L’isolamento e la solitudine del malato di psoriasi hanno raggiunto l’apice e questa
malattia è fondamentale per far vivere almeno in maniera riflessa l’essere “vulnerabili e aperti”
(anche qui abbiamo l’ombra che si incarna e che perentoriamente guida la nostra vita fino a
risoluzione del conflitto e integrazione del principio perso nella polarità).
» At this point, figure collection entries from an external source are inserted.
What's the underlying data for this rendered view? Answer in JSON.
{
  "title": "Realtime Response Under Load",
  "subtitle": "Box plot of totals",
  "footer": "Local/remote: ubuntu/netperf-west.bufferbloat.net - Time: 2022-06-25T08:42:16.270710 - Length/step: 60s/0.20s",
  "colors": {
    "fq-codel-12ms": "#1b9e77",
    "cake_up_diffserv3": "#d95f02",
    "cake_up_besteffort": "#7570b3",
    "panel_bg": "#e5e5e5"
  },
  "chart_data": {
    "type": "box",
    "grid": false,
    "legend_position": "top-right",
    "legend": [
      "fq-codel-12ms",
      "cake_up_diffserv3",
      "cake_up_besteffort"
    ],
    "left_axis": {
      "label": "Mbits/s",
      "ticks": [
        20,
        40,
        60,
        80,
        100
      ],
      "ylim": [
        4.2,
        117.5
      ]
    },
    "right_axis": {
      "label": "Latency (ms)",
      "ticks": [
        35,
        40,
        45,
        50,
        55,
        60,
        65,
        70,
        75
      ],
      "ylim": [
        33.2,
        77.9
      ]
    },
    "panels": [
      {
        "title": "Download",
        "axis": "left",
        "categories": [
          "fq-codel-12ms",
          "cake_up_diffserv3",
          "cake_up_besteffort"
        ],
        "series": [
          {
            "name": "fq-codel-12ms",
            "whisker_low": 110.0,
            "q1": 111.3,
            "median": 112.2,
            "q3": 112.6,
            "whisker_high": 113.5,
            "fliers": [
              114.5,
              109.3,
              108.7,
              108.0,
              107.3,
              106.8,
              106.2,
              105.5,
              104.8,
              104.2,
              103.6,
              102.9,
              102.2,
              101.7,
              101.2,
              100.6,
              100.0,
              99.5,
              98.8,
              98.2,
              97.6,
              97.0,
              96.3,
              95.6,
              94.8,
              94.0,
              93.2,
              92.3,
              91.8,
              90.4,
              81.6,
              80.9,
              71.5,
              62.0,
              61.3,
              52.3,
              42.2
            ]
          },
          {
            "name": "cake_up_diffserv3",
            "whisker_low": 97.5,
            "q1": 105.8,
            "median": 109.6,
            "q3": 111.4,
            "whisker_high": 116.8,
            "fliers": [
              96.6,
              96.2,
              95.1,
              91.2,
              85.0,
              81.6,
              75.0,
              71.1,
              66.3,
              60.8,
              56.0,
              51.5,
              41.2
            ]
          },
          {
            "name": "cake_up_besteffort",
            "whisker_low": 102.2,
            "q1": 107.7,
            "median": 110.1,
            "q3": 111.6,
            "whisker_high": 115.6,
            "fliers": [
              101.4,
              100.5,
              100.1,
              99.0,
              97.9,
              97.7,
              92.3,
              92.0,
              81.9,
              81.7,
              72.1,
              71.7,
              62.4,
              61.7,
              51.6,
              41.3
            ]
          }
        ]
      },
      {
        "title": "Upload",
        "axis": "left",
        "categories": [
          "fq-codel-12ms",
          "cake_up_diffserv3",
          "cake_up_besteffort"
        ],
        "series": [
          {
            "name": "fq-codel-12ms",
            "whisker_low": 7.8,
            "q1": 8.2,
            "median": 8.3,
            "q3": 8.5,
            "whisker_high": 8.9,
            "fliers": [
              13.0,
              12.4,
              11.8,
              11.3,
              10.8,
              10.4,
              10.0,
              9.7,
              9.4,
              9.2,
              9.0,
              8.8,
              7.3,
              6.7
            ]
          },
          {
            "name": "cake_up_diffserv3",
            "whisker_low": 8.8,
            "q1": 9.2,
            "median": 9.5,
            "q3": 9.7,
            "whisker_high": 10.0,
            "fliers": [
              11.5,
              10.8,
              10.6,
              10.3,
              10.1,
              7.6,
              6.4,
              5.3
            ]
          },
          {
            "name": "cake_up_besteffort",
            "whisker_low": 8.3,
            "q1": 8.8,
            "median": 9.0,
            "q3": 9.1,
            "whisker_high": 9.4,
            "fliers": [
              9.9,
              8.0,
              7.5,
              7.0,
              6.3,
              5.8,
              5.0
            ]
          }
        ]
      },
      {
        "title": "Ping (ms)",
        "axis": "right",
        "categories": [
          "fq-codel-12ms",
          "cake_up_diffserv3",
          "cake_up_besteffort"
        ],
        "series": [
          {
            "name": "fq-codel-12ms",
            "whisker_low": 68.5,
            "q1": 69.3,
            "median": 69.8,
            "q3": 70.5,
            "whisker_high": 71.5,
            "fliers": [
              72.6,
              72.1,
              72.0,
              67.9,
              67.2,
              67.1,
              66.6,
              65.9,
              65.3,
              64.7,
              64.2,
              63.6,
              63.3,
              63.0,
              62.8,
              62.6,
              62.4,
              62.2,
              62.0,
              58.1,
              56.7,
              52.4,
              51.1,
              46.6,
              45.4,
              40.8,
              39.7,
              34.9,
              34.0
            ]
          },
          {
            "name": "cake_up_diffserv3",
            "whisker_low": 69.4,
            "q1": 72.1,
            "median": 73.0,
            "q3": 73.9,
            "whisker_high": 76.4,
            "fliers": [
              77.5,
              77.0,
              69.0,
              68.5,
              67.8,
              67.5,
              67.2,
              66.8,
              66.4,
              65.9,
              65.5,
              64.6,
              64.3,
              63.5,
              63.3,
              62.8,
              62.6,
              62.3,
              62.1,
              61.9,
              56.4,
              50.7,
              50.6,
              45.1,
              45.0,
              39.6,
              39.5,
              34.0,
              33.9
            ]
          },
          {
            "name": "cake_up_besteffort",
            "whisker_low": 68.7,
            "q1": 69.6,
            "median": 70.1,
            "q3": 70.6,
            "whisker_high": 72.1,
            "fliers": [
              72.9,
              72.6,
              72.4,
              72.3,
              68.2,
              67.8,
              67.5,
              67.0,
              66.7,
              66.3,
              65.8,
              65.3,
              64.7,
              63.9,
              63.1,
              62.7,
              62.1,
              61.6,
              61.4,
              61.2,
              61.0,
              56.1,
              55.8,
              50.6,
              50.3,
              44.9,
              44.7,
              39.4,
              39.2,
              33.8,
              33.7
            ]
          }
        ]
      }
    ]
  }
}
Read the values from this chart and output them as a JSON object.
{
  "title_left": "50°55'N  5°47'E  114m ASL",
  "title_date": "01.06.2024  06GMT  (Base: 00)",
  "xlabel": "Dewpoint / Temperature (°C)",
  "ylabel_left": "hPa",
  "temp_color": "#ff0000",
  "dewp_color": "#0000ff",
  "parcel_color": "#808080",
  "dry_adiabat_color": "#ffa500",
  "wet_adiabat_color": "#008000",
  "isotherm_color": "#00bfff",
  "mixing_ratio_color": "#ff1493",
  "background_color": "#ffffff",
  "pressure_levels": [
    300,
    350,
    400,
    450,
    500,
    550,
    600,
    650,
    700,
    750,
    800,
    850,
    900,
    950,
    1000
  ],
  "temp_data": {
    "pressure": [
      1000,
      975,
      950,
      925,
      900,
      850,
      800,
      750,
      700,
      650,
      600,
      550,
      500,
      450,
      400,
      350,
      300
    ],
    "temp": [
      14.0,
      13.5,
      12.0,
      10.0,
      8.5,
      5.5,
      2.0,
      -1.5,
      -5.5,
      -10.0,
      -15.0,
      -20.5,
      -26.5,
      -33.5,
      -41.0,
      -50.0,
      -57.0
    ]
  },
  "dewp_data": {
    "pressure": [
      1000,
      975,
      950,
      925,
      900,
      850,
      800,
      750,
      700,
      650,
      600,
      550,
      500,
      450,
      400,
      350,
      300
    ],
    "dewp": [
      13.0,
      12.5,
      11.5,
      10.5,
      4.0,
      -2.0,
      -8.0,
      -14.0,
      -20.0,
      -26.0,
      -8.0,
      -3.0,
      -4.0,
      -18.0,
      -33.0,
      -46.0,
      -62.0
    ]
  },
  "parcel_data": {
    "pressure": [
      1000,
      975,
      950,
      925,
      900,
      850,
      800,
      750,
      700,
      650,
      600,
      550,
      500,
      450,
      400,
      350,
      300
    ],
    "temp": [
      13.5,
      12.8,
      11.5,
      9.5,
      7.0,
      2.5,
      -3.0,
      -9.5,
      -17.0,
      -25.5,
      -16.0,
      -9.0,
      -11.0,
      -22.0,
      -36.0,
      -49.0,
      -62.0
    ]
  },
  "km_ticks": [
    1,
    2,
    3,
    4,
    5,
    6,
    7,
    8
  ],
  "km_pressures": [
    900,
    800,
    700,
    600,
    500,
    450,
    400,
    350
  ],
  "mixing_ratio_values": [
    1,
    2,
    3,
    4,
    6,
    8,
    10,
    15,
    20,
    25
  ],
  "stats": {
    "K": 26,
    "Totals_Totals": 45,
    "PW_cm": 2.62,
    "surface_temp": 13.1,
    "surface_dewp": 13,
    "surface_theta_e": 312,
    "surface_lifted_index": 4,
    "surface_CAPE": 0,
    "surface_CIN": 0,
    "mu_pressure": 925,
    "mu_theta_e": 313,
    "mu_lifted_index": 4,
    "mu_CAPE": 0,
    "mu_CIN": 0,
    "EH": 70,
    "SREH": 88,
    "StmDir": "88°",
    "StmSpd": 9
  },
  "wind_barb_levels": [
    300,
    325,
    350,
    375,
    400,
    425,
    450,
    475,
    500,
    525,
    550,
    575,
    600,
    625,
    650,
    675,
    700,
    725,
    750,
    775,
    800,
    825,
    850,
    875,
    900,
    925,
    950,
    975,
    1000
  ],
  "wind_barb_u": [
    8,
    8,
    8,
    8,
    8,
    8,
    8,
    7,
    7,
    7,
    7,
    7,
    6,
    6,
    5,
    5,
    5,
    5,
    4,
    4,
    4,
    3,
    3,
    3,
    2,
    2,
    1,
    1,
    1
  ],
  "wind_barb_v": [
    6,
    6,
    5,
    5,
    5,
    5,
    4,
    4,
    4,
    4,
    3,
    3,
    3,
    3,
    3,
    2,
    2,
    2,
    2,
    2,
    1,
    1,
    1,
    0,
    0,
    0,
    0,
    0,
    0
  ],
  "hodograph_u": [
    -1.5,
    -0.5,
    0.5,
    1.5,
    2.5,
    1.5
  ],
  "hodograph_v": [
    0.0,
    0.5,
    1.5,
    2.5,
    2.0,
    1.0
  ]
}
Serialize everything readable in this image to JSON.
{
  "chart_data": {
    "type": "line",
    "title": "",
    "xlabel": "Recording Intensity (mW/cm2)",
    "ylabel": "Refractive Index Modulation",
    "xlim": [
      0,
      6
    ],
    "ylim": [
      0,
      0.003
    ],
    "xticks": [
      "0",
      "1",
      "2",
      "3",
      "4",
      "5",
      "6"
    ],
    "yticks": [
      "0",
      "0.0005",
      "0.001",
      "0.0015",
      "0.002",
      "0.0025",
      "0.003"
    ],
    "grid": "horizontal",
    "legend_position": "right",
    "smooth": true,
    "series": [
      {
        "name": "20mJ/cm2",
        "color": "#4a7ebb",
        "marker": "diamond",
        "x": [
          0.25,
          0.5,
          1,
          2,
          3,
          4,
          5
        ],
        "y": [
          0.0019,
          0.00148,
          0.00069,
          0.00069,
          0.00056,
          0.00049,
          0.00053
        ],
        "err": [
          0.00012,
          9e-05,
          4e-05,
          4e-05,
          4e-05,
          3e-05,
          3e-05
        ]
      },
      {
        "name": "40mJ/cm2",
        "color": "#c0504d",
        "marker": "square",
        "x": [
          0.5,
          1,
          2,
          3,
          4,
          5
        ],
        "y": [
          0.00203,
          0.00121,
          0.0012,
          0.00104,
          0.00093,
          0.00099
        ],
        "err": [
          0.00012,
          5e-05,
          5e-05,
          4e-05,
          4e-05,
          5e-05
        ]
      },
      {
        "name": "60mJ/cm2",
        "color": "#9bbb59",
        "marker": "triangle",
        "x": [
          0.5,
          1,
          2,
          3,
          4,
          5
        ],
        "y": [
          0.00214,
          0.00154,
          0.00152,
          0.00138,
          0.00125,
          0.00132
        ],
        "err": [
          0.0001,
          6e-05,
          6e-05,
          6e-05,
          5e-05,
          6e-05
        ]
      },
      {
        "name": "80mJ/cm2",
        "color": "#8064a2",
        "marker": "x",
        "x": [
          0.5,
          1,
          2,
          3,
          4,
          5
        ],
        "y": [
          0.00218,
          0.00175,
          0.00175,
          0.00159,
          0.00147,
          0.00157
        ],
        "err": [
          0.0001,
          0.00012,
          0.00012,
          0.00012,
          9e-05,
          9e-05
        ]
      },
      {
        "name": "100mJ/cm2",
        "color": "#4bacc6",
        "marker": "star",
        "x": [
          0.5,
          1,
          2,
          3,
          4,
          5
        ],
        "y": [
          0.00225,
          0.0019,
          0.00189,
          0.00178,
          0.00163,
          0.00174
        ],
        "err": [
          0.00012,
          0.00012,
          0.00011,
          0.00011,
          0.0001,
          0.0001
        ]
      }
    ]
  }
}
• Prurito: precipitazione materiale di un elemento che stimola ed eccita e di cui non si è
voluto tener conto. Il tipo di stimolo è aspecifico: può riflettere l’aspetto sessuale ma anche
altro come ad esempio una forma di ira repressa. Il prurito può diventare quasi
insopportabile e l’unico cosa che da un minimo sollievo è il grattarsi. Questo gesto è
simbolico, indica il tentativo di scavare e riesumare dalla pelle quel contenuto che,
incalzante, vuole uscire.

Riportiamo ora le domande che Dethlefsen ha formulato per compiere un’analisi approfondita dei
contenuti sottostanti le patologie dermatologiche. Rispondere sinceramente con un estremo atto di
onestà potrebbe farci accedere alla chiave gnoseologica del nostro male.
1. Mi isolo molto?
2. Come va con la mia capacità di contatto?
3. Dietro al mio atteggiamento riservato si cela forse un desiderio represso di vicinanza?
4. Cosa vuole spezzare i confini, per rendersi visibile? (sessualità, impulsi, passione,
aggressività, entusiasmo)
5. Che cosa mi prude in realtà?
6. Mi sono volutamente troppo isolato?
(Thorwald Dethlefsen e Rudiger Dahlke, Malattia e Destino, pag 186).